The other day I stumbled on Andilinks, a hobby page crammed with links chosen around topics of interest to linkmaker Andrea Silver. I put this notion of specialized links together with a comment by blog-entrepreneur Jason Calacanis -- “blog + database + research reports = big business, blog plus nothing = a hobby.” Specialized links plus updated content may be the basic formula for Mini Media publication. There will be other ingredients (i.e. reader feedback) but links plus content seem like the minimum.
Interestingly, I recently visited the home page of long-time PC writer John Dvorak, whose personal portal is dedicated to, you guessed it, links. It seems logical, in retrospect, that making a page useful to visitors in numerous ways encourages repeat visits.

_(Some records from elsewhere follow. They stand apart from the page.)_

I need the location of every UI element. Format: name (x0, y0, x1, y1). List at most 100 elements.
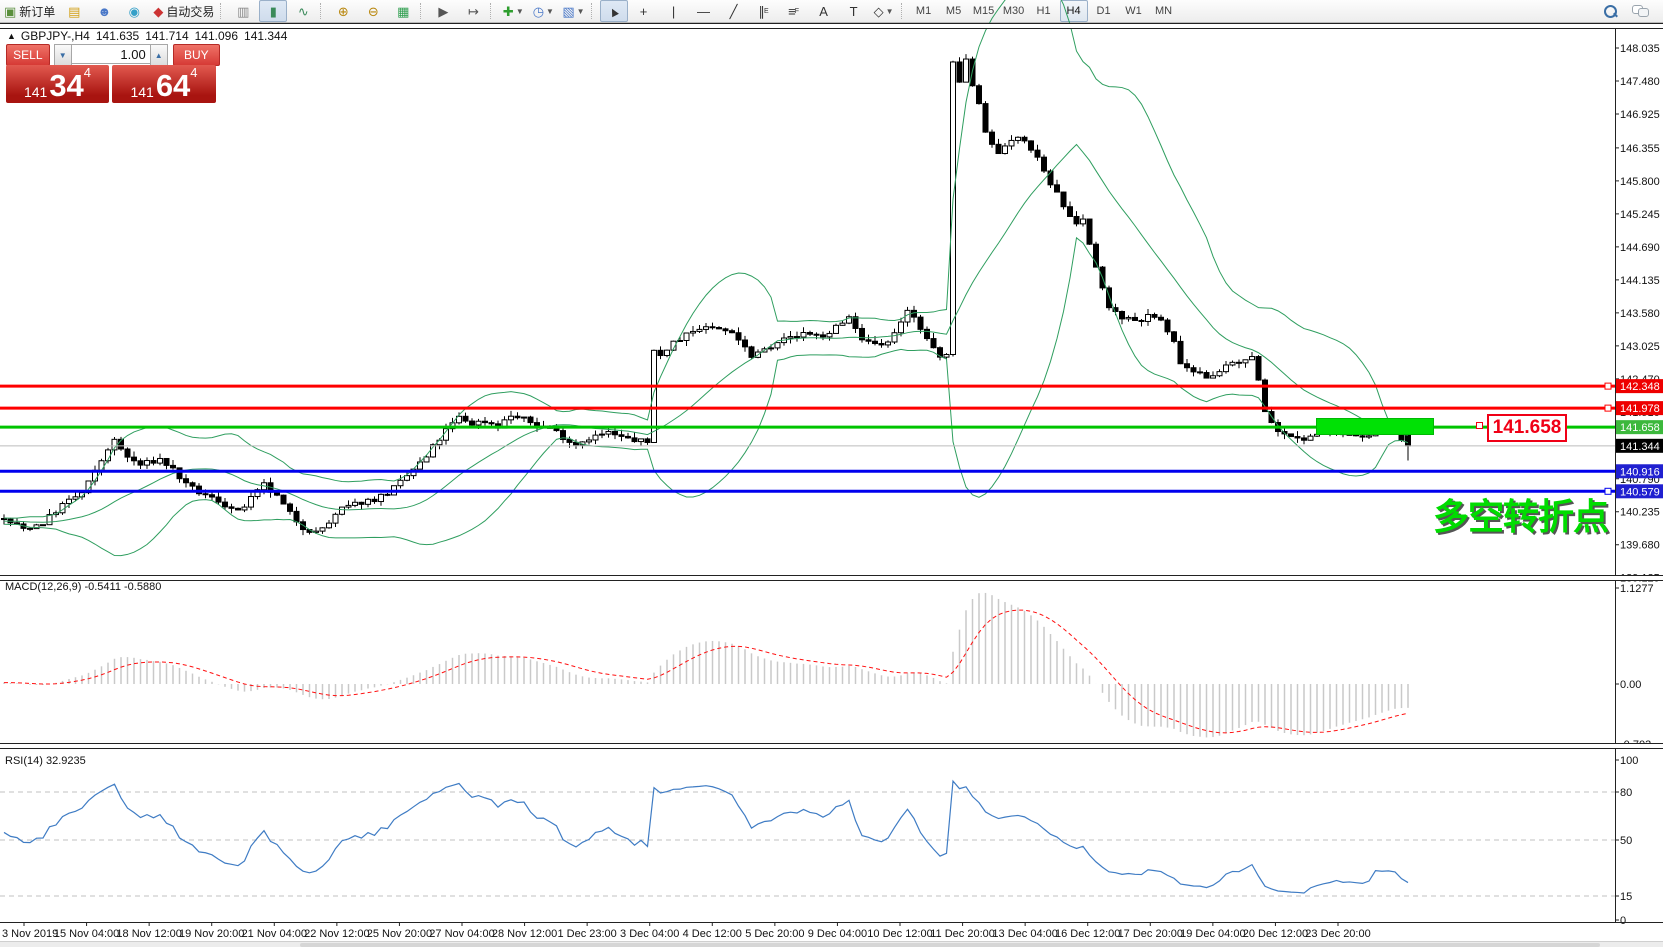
supply-zone-rectangle[interactable] (1316, 418, 1434, 435)
svg-text:0: 0 (1620, 915, 1626, 927)
svg-text:19 Nov 20:00: 19 Nov 20:00 (179, 928, 244, 940)
svg-text:28 Nov 12:00: 28 Nov 12:00 (492, 928, 557, 940)
rsi-bottom-border (0, 922, 1663, 923)
crosshair-button[interactable]: + (630, 0, 658, 22)
history-center-button[interactable]: ▤ (60, 0, 88, 22)
volume-increase-button[interactable]: ▲ (149, 44, 168, 66)
chat-button[interactable] (1626, 0, 1654, 22)
svg-text:140.916: 140.916 (1620, 466, 1660, 478)
collapse-arrow-icon[interactable]: ▲ (7, 31, 16, 41)
buy-button[interactable]: BUY (172, 44, 220, 66)
profile-icon: ☻ (97, 3, 112, 19)
arrows-dropdown-icon[interactable]: ▼ (885, 6, 894, 16)
rsi-line (3, 779, 1409, 894)
level-handle-142.348[interactable] (1604, 382, 1612, 390)
zoom-in-button[interactable]: ⊕ (329, 0, 357, 22)
timeframe-d1-button[interactable]: D1 (1096, 5, 1111, 17)
search-button[interactable] (1596, 0, 1624, 22)
symbol-info-line[interactable]: ▲ GBPJPY-,H4 141.635 141.714 141.096 141… (7, 29, 293, 43)
timeframe-w1-button[interactable]: W1 (1125, 5, 1142, 17)
text-button[interactable]: A (810, 0, 838, 22)
svg-text:139.680: 139.680 (1620, 540, 1660, 552)
svg-text:140.235: 140.235 (1620, 507, 1660, 519)
sell-button[interactable]: SELL (6, 44, 50, 66)
horizontal-scrollbar[interactable] (0, 941, 1663, 947)
timeframe-h4-button[interactable]: H4 (1059, 0, 1088, 22)
trendline-button[interactable]: ╱ (720, 0, 748, 22)
buy-price-display[interactable]: 141 64 4 (112, 65, 216, 103)
main-toolbar: ▣ 新订单 ▤ ☻ ◉ ◆ 自动交易 ▥ ▮ ∿ ⊕ ⊖ ▦ ▶ ↦ ✚ ▼ ◷ ▼ ▧ ▼ ▲ + | — ╱ ∥ E ≡ F A T ◇ ▼ M… (0, 0, 1663, 23)
svg-text:23 Dec 20:00: 23 Dec 20:00 (1305, 928, 1370, 940)
timeframe-mn-button[interactable]: MN (1154, 5, 1173, 17)
indicators-button[interactable]: ✚ ▼ (499, 0, 527, 22)
price-callout-label[interactable]: 141.658 (1487, 414, 1567, 442)
timeframe-m5-button[interactable]: M5 (945, 5, 962, 17)
buy-price-prefix: 141 (130, 84, 154, 100)
svg-text:145.800: 145.800 (1620, 176, 1660, 188)
price-axis-border (1615, 26, 1616, 922)
timeframe-m15-button[interactable]: M15 (972, 5, 995, 17)
horizontal-line-button[interactable]: — (690, 0, 718, 22)
sell-price-display[interactable]: 141 34 4 (6, 65, 109, 103)
timeframe-m1-button[interactable]: M1 (915, 5, 932, 17)
svg-text:141.344: 141.344 (1620, 441, 1660, 453)
vertical-line-icon: | (671, 3, 676, 19)
toolbar-separator (900, 3, 907, 19)
cursor-button[interactable]: ▲ (599, 0, 628, 22)
timeframe-h1-button[interactable]: H1 (1036, 5, 1051, 17)
tile-windows-button[interactable]: ▦ (389, 0, 417, 22)
new-order-button[interactable]: ▣ 新订单 (1, 0, 58, 22)
macd-rsi-separator[interactable] (0, 743, 1663, 749)
text-label-icon: T (849, 3, 858, 19)
arrows-button[interactable]: ◇ ▼ (870, 0, 898, 22)
candlestick-chart-button[interactable]: ▮ (259, 0, 288, 22)
bar-chart-button[interactable]: ▥ (229, 0, 257, 22)
volume-input[interactable] (71, 44, 150, 64)
auto-trading-button[interactable]: ◆ 自动交易 (150, 0, 217, 22)
vertical-line-button[interactable]: | (660, 0, 688, 22)
templates-button[interactable]: ▧ ▼ (559, 0, 587, 22)
buy-price-big: 64 (155, 68, 191, 103)
zoom-out-button[interactable]: ⊖ (359, 0, 387, 22)
templates-dropdown-icon[interactable]: ▼ (576, 6, 585, 16)
price-callout-handle[interactable] (1476, 422, 1483, 429)
equidistant-channel-button[interactable]: ∥ E (758, 3, 769, 19)
bollinger-lower (3, 236, 1409, 557)
new-order-icon: ▣ (4, 3, 17, 19)
profile-button[interactable]: ☻ (90, 0, 118, 22)
symbol-period: GBPJPY-,H4 (20, 29, 90, 43)
level-handle-140.579[interactable] (1604, 487, 1612, 495)
buy-price-sup: 4 (190, 65, 198, 80)
scrollbar-thumb[interactable] (300, 943, 1600, 947)
timeframe-m30-button[interactable]: M30 (1002, 5, 1025, 17)
chart-shift-button[interactable]: ↦ (459, 0, 487, 22)
volume-decrease-button[interactable]: ▼ (53, 44, 72, 66)
periods-dropdown-icon[interactable]: ▼ (546, 6, 554, 16)
svg-text:100: 100 (1620, 755, 1638, 767)
line-chart-button[interactable]: ∿ (289, 0, 317, 22)
fibonacci-retracement-button[interactable]: ≡ F (788, 3, 799, 19)
rsi-label: RSI(14) 32.9235 (5, 755, 86, 767)
svg-text:18 Nov 12:00: 18 Nov 12:00 (116, 928, 181, 940)
svg-text:4 Dec 12:00: 4 Dec 12:00 (683, 928, 742, 940)
ohlc-open: 141.635 (95, 29, 140, 43)
svg-text:147.480: 147.480 (1620, 76, 1660, 88)
bollinger-middle (3, 143, 1409, 523)
macd-label: MACD(12,26,9) -0.5411 -0.5880 (5, 581, 162, 593)
level-handle-141.978[interactable] (1604, 404, 1612, 412)
svg-text:3 Nov 2019: 3 Nov 2019 (2, 928, 58, 940)
signals-button[interactable]: ◉ (120, 0, 148, 22)
ohlc-high: 141.714 (145, 29, 189, 43)
svg-text:10 Dec 12:00: 10 Dec 12:00 (867, 928, 932, 940)
indicators-dropdown-icon[interactable]: ▼ (515, 6, 524, 16)
svg-text:15 Nov 04:00: 15 Nov 04:00 (54, 928, 119, 940)
auto-scroll-button[interactable]: ▶ (429, 0, 457, 22)
indicators-icon: ✚ (502, 3, 514, 19)
svg-text:80: 80 (1620, 787, 1632, 799)
text-label-button[interactable]: T (840, 0, 868, 22)
turning-point-annotation[interactable]: 多空转折点 (1433, 496, 1609, 537)
main-macd-separator[interactable] (0, 575, 1663, 581)
periods-button[interactable]: ◷ ▼ (529, 0, 557, 22)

A while back I came across the futuristic notion of the newsmaster, a compiler, distiller and focuser of online content. Newsmasters are the stars of a though-provoking video clip called Googlezon that you can view or read in transcript.
Perhaps there will be a future specialized craft called linkmakers (linkmasters being the name of some wireless firm). A quick search turned up this comment from a blog named Kombinat, "Blessed are the Linkmakers for they shall be called the children of Blog."

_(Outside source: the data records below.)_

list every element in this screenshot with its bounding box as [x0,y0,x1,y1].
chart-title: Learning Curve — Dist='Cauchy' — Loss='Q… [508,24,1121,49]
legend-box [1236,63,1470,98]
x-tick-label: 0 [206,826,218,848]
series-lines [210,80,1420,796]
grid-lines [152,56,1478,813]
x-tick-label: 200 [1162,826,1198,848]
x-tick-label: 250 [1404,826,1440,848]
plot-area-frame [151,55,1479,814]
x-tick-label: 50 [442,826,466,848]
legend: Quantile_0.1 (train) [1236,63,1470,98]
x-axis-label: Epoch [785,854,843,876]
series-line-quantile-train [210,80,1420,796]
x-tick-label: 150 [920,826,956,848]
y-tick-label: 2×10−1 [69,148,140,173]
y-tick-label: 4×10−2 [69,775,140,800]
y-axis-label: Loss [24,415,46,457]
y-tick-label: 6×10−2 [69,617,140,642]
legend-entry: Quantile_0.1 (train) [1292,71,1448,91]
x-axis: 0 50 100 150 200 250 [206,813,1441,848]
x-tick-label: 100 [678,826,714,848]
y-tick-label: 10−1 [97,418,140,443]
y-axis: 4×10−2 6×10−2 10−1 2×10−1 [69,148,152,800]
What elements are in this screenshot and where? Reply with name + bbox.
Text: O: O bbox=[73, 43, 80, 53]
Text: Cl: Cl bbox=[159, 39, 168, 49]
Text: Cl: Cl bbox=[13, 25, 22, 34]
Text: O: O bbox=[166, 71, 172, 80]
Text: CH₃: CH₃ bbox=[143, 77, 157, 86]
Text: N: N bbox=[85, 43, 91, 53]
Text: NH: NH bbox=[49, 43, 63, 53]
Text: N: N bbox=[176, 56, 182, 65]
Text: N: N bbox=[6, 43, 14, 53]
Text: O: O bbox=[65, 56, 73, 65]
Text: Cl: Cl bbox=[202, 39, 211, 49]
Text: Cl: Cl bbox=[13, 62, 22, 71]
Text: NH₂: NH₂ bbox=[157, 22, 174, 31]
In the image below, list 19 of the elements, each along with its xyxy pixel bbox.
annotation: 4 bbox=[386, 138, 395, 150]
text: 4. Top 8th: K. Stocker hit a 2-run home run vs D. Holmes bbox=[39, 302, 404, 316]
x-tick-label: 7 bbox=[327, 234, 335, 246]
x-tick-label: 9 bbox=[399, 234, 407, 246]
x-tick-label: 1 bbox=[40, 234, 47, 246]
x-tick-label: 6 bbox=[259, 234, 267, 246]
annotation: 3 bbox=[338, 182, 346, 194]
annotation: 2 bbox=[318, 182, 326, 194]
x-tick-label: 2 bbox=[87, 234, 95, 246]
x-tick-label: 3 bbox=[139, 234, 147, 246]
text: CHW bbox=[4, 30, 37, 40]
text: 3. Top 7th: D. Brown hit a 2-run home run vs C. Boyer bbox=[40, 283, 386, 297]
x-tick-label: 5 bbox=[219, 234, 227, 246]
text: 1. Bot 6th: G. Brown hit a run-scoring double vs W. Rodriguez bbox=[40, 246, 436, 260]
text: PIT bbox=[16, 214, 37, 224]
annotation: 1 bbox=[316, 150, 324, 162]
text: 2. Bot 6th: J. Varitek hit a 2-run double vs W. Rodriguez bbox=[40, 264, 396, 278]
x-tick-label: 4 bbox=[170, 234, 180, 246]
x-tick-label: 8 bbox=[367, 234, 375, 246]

Speaking of which, Andrea Silver, aka Adilinks, says: “Google and other engines have their place and are best for most searches. But if you are investigating a category in depth, or need an exhaustive list of a specific kind of site you will find Andilinks valuable.” She also has a blog, which she explains in one post is not really a blog.
Just for fun I drilled down into Andilinks and found a site called Android World that seems to be a how-to guide. Interesting, but not for me. I’m already worried about my job being outsourced, the last thing I want is Stepford Writers. Next I measured my personal impact on the planet’s resources by taking an Ecological Footprint Quiz and found that I required 11 acres of land to support my lifestyle – less than the 24 acres for my peer group, but still about 2.4 times what the planet could sustain if everyone lived like me.
So that was fun, but I usually don’t just visit websites to kill time. It gets back to the usefulness comment I made above. If we want to encourage traffic to the sites we build then perhaps linkmakers will need newsmasters and vice versa. Media is a plural word and, I think, inherently a team sport. Yes, we now have tools to do more than ever by ourselves. And we should use them to express our interests. But one mind can only bring a limited perspective to any task. One of the many challenges I see ahead is making it possible and culturally desirable for online creators to combine their talents to produce wholes that are greater than the sum of their parts. For instance, what if the Andilinks robotics links were combined with insightful writings on the field?
I do not want to appear critical of an effort that I admire and could not imagine replicating myself. So I’ll say here what I said in a comment on Andrea’s non-blog blog – You go girl! But maybe you -- and the rest of us solo content-makers adrift in cyberspace – shouldn’t assume we have to go it alone.
Tom Abate
MiniMediaGuy
Cause if you ain’t Mass Media, you’re Mini Media.
1 Comments:
Thanks for the mention Tom. I'll have to credit Matt Drudge for giving me the idea of creating a useful link page. And I suppose he has to credit his father whose RefDesk pioneered the concept as a website (as best I can tell, there were a few others).
But AOL pioneered the online GUI in late '80's and was using hyperlinks links before Berners-Lee invented HTML. I arrived there in '93 and began collecting links then... A primitive version of Andilinks exists in HyperCard on an old MAC in my dad's garage (next to his dusty BetaMax).